Fig 1. Example deposit balance for a relationship

For this series create a measure of three features:

• The long term trend
• The spread of the values
• The anomalies in the values

### Trend

Trend is captured by fitting an exponential moving average to the series. The formula for calculating the exponential moving average can be tuned to be respond quicker or slower to new data points.

Fig 2. Total balance time series with moving average trend

Spread is captured in two steps:

1. Calculating the difference between the trend and the total balance for every point of the time series (called the residuals)
2. Taking a rolling standard deviation of the residuals

Fig 3. Total balance time series with positive residuals in black and negative residuals in red

Deposit Anomaly detection uses a rolling 365 day window, and LOC Anomaly detection uses a rolling 400 day window. A longer time period is used for LOC accounts because they tend to have more infrequent large changes than deposit accounts.

Assuming a normal distribution of residuals a prediction interval is calculated that encompasses a given percentage of data points. Currently an 80% prediction interval is used. This is calculated by multiplying the rolling standard deviation by 1.28.

Fig 4. 80% Prediction interval for trend line (Note how interval thins 365 days after large changes)

### Anomalies

Our measures of trend and spread begin to give us an idea of which points may be worth reporting as anomalies. If we only use these two measures we will see small changes following a large change get flagged as anomalies (see Feb 19 fig 4). To adjust for this a 20% threshold above and below the last balance and the trend line are added to the interval. Any new value must be at least 20% greater or less than the trend and or balance to be flagged as an anomaly.

After this adjustment the interval expands after large changes.

Fig 5. Interval expanded to include 20% threshold for anomalies

Finally the interval is shifted forward one step so that only prior data points are used to analyze a new data point. Now anything outside of our interval is flagged as an anomaly.
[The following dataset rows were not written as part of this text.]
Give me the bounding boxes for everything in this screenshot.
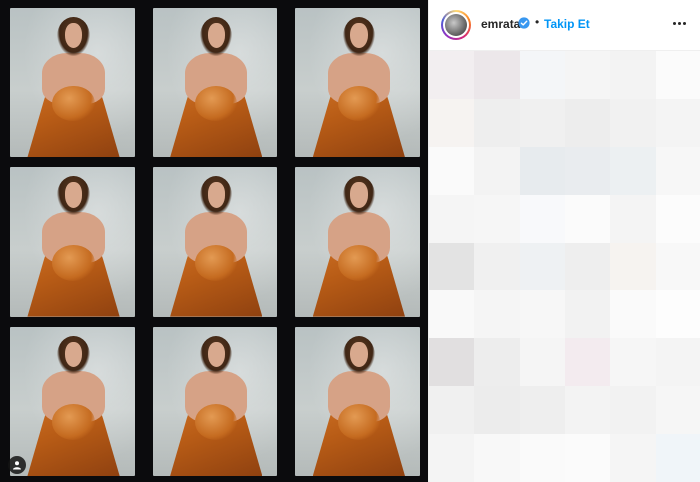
post-photo[interactable] xyxy=(0,0,428,482)
separator-dot: • xyxy=(535,15,540,29)
photo-frame xyxy=(295,167,420,317)
post-sidebar: emrata • Takip Et xyxy=(428,0,700,482)
photo-frame xyxy=(10,167,135,317)
photo-frame xyxy=(152,326,278,476)
photo-frame xyxy=(152,8,278,158)
photo-frame xyxy=(10,8,135,158)
person-icon xyxy=(13,461,21,470)
blurred-comments xyxy=(429,51,700,482)
comments-area-blurred xyxy=(429,51,700,482)
contact-sheet-grid xyxy=(10,8,420,476)
user-tag-icon[interactable] xyxy=(8,456,26,474)
follow-button[interactable]: Takip Et xyxy=(544,17,590,31)
verified-badge-icon xyxy=(518,17,530,29)
photo-frame xyxy=(295,8,420,158)
username-link[interactable]: emrata xyxy=(481,17,520,31)
photo-frame xyxy=(152,167,278,317)
photo-frame xyxy=(10,326,135,476)
avatar[interactable] xyxy=(441,10,471,40)
more-options-icon[interactable] xyxy=(673,18,691,28)
post-header: emrata • Takip Et xyxy=(429,0,700,51)
photo-frame xyxy=(295,326,420,476)
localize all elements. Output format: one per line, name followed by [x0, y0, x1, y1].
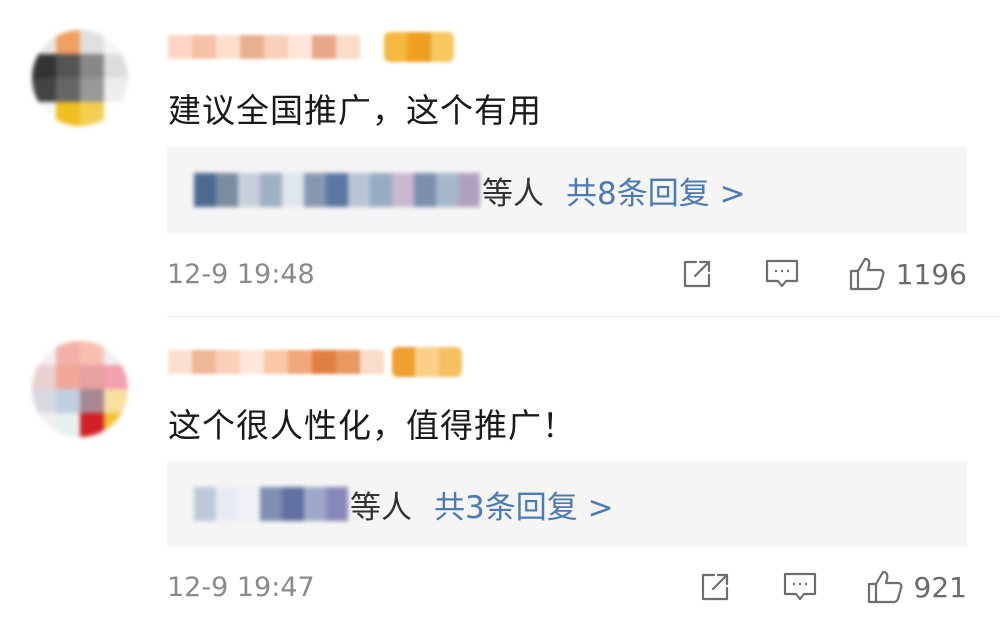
avatar[interactable] [32, 341, 128, 437]
reply-users-redacted [194, 487, 348, 521]
comment-item: 这个很人性化，值得推广！ 等人 共3条回复 > 12-9 19:47 921 [0, 317, 1000, 637]
like-count: 921 [913, 570, 967, 604]
comment-text: 这个很人性化，值得推广！ [168, 406, 576, 445]
comment-icon[interactable] [782, 570, 818, 604]
avatar[interactable] [32, 30, 128, 126]
like-icon[interactable] [848, 256, 886, 292]
like-icon[interactable] [866, 569, 904, 605]
comment-text: 建议全国推广，这个有用 [168, 91, 542, 130]
reply-summary[interactable]: 等人 共8条回复 > [167, 147, 967, 233]
comment-meta: 12-9 19:48 1196 [167, 254, 967, 294]
username-redacted [168, 350, 384, 374]
share-icon[interactable] [680, 257, 714, 291]
share-icon[interactable] [698, 570, 732, 604]
reply-summary[interactable]: 等人 共3条回复 > [167, 461, 967, 547]
reply-count-link[interactable]: 共8条回复 > [566, 168, 746, 213]
user-badge [392, 347, 462, 377]
comment-icon[interactable] [764, 257, 800, 291]
reply-suffix: 等人 [350, 489, 412, 526]
comment-time: 12-9 19:47 [167, 571, 315, 603]
username[interactable] [168, 345, 462, 379]
comment-item: 建议全国推广，这个有用 等人 共8条回复 > 12-9 19:48 1196 [0, 0, 1000, 316]
reply-count-link[interactable]: 共3条回复 > [434, 482, 614, 527]
comment-time: 12-9 19:48 [167, 258, 315, 290]
reply-suffix: 等人 [482, 175, 544, 212]
username-redacted [168, 35, 360, 59]
reply-users-redacted [194, 173, 480, 207]
comment-actions: 921 [698, 569, 967, 605]
username[interactable] [168, 30, 454, 64]
comment-actions: 1196 [680, 256, 967, 292]
like-count: 1196 [895, 257, 967, 291]
user-badge [384, 32, 454, 62]
comment-meta: 12-9 19:47 921 [167, 567, 967, 607]
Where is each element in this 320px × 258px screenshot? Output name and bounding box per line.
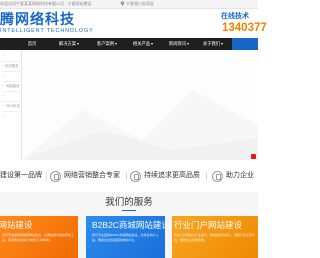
map-pin-icon bbox=[120, 1, 125, 6]
services-title: 我们的服务 bbox=[105, 197, 153, 208]
feature-label: 持续追求更高品质 bbox=[144, 172, 200, 179]
main-nav: 首页 解决方案 客户案例 相关产品 新闻资讯 关于我们 bbox=[0, 38, 258, 50]
nav-item-news[interactable]: 新闻资讯 bbox=[164, 38, 194, 50]
divider bbox=[46, 172, 47, 181]
medal-icon bbox=[130, 170, 141, 182]
nav-item-home[interactable]: 首页 bbox=[22, 38, 42, 50]
logo-title[interactable]: 腾网络科技 bbox=[0, 11, 75, 27]
feature-item: 网络营销整合专家 bbox=[50, 170, 120, 182]
handshake-icon bbox=[212, 170, 223, 182]
feature-label: 助力企业 bbox=[226, 172, 254, 179]
divider bbox=[2, 61, 20, 62]
chevron-down-icon bbox=[187, 42, 190, 45]
dropdown-item[interactable]: ··· SEO优化 bbox=[2, 104, 20, 108]
site-header: 腾网络科技 INTELLIGENT TECHNOLOGY 在线技术 134037… bbox=[0, 9, 267, 37]
nav-item-label: 关于我们 bbox=[202, 41, 221, 46]
feature-item: 助力企业 bbox=[212, 170, 254, 182]
chevron-down-icon bbox=[77, 42, 80, 45]
feature-label: 网络营销整合专家 bbox=[64, 172, 120, 179]
service-card[interactable]: B2B2C商城网站建设 我们专业提供B2B2C商城网站建设，支持多商户入驻，帮助… bbox=[86, 216, 165, 258]
dropdown-item[interactable]: ··· bbox=[2, 74, 5, 78]
feature-strip: 建设第一品牌 网络营销整合专家 持续追求更高品质 助力企业 bbox=[0, 160, 258, 192]
divider bbox=[206, 172, 207, 181]
nav-dropdown-menu: ··· 一站式服务 ··· ··· 网站建设 ··· ··· SEO优化 ··· bbox=[0, 50, 22, 160]
chevron-down-icon bbox=[221, 42, 224, 45]
nav-item-label: 客户案例 bbox=[96, 41, 115, 46]
divider bbox=[2, 111, 20, 112]
feature-item: 持续追求更高品质 bbox=[130, 170, 200, 182]
service-card[interactable]: 型网站建设 我们专业提供营销型网站建设，让网站成为您的营销工具，获得更多的客户询… bbox=[0, 216, 78, 258]
nav-item-cases[interactable]: 客户案例 bbox=[92, 38, 122, 50]
services-section: 我们的服务 型网站建设 我们专业提供营销型网站建设，让网站成为您的营销工具，获得… bbox=[0, 192, 258, 258]
location-link[interactable]: 宁夏银川金凤区 bbox=[120, 1, 154, 7]
logo-subtitle: INTELLIGENT TECHNOLOGY bbox=[0, 28, 94, 34]
service-card-desc: 我们专业提供B2B2C商城网站建设，支持多商户入驻，帮助企业快速搭建电商平台。 bbox=[92, 233, 159, 242]
service-card-title: 型网站建设 bbox=[0, 220, 33, 230]
dropdown-item[interactable]: ··· bbox=[2, 54, 5, 58]
banner-background bbox=[22, 90, 258, 160]
hero-banner: ··· 一站式服务 ··· ··· 网站建设 ··· ··· SEO优化 ··· bbox=[0, 50, 258, 160]
location-text: 宁夏银川金凤区 bbox=[126, 1, 154, 6]
nav-item-about[interactable]: 关于我们 bbox=[198, 38, 228, 50]
nav-item-label: 新闻资讯 bbox=[168, 41, 187, 46]
feature-label: 建设第一品牌 bbox=[0, 172, 42, 179]
nav-item-label: 相关产品 bbox=[132, 41, 151, 46]
top-bar: 欢迎访问宁夏某某网络科技有限公司 - 宁夏网站建设 宁夏银川金凤区 bbox=[0, 0, 258, 9]
service-card-title: B2B2C商城网站建设 bbox=[92, 220, 165, 230]
nav-item-active[interactable] bbox=[232, 38, 258, 50]
dropdown-item[interactable]: ··· bbox=[2, 94, 5, 98]
nav-item-label: 首页 bbox=[27, 41, 37, 46]
nav-item-products[interactable]: 相关产品 bbox=[128, 38, 158, 50]
service-card[interactable]: 行业门户网站建设 行业门户网站以行业资讯、供求信息为核心，搭建行业交流平台，帮助… bbox=[172, 216, 258, 258]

Fig 6. Interval shifted one step forward, anomalies flagged.

### Deposit Depletion

If the trend in balance is decreasing at the time of the most recent RA run, the slope of the tangent to the exponential moving average (derivative) is negative. The calculation of this slope is approximated taking the change in moving average balance between current and previous RA runs. This trend line is projected to calculate the number of days until the sum of account balances has depleted to \$0.

Fig 7. Trend in balance calculated to estimate days to deposit depletion.

The values found in the Data Library data set indicate the following:

• Decreasing balances are depleting (positive number of days to depletion)
• Non-positive balances have already been depleted (0 days to depletion)
• Balances which are increasing or have not changed are not depleting (null days to depletion)